I’ve found that firing .223 Rem. ammunition from a 5.56 NATO chamber will—generally speaking—result in a slight accuracy degradation, though I’ve met a couple of rifles that weren’t told this should be the case. I personally attribute the larger group sizes to the larger leade and correlative bullet jump. Barrels and chambers are funny like that; some are drastically affected and others are not. The difference in freebore length—usually 0.0566 inch for the 5.56 NATO and 0.025 inch for the .223 Rem.—has much the same effect as radically changing the bullet seating depth in handloaded ammunition: pressures change. Some barrels can deal with the change, other cannot.

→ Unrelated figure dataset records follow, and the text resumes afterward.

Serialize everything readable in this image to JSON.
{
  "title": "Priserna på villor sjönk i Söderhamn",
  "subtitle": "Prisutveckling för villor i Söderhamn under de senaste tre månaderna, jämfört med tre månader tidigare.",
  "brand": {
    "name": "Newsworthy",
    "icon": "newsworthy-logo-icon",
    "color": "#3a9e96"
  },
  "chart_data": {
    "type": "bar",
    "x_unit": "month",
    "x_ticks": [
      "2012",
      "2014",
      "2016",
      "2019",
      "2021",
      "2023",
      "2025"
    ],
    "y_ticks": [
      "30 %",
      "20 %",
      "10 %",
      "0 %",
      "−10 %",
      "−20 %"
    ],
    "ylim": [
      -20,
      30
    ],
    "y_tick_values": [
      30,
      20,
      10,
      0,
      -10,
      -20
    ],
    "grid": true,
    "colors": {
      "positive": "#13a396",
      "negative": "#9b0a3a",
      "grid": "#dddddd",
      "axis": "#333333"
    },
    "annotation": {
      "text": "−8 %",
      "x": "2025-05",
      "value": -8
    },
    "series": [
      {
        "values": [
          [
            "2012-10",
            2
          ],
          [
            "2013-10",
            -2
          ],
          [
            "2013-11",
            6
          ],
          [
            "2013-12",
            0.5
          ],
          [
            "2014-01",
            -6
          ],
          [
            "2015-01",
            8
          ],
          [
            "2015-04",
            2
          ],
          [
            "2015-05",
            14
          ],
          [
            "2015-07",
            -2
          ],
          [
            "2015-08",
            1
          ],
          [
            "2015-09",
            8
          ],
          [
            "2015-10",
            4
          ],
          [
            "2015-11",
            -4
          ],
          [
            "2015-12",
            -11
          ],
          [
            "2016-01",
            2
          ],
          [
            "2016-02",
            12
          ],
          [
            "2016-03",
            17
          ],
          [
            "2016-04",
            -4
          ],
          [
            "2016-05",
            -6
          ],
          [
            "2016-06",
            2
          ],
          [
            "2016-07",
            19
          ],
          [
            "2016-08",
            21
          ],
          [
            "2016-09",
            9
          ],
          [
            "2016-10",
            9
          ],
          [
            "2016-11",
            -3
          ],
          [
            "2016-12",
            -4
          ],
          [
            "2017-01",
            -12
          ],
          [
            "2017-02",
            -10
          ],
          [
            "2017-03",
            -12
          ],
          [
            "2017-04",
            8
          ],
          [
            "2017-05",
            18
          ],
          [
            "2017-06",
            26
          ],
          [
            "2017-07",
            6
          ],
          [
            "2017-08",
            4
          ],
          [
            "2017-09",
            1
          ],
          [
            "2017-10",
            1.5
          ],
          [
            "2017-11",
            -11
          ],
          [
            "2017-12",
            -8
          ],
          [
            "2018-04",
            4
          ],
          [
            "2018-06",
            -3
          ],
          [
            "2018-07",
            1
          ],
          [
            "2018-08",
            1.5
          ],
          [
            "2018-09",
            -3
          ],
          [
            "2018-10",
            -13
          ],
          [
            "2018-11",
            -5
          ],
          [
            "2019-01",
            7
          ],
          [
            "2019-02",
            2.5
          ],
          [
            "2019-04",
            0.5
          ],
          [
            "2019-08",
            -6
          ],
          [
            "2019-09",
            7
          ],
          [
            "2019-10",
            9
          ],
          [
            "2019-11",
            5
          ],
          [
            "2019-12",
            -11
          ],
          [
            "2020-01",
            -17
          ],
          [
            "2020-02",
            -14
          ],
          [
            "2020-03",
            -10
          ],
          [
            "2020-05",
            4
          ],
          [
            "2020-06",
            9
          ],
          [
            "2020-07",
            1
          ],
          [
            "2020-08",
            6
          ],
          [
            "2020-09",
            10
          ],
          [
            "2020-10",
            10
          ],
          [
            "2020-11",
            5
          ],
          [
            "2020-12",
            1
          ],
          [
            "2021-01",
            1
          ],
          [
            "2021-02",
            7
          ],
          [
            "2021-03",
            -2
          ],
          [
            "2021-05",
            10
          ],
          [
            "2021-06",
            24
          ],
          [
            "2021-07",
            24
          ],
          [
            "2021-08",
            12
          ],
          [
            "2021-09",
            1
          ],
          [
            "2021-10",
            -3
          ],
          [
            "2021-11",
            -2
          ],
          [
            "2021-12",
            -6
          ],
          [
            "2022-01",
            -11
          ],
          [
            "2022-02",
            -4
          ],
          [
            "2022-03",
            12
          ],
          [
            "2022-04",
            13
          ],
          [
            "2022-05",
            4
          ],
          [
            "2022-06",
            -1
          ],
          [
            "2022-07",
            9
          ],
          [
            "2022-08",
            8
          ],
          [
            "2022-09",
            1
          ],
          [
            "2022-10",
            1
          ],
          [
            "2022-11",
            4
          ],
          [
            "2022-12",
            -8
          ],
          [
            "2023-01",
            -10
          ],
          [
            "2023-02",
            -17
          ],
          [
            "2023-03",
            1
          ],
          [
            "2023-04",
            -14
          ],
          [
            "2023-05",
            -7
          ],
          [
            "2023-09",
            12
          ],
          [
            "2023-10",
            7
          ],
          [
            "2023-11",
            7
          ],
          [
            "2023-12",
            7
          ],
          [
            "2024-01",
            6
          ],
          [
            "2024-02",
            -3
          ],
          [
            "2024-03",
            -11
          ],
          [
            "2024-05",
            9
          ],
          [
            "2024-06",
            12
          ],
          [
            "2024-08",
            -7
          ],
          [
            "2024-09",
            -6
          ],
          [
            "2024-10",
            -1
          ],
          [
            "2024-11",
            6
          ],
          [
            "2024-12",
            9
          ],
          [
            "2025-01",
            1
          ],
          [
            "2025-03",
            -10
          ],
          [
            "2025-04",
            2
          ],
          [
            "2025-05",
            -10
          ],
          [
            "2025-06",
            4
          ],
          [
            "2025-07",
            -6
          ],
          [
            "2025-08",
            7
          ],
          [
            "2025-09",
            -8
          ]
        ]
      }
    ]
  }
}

I wish the powers that were had decided on one universal design, so as to avoid the confusion that has developed from having two names—and power levels—for the same cartridge, but alas, we are left to deal with the mess. If you already own one or the other, please take note of this information. If you’re shopping for a rifle chambered for one of these cartridges, may this enlighten you before you make your purchase. Both the 5.56 NATO and .223 Rem. are sound designs, yet they are not one and the same. Forewarned is forearmed, so make your decision accordingly.
While for those who prefer a bolt-action rifle, there is no problem firing .223 Rem. ammunition from a chamber marked for 5.56 NATO; yet the AR-15 shooters may find that some rifles are set up to perform with the higher recoil level and pressure levels of the hotter 5.56 NATO ammo. I have seen instances where those rifles chambered for 5.56 NATO with heavier springs won’t reliably extract and feed .223 Rem. ammo; there simply isn’t enough oomph to properly cycle the rifle.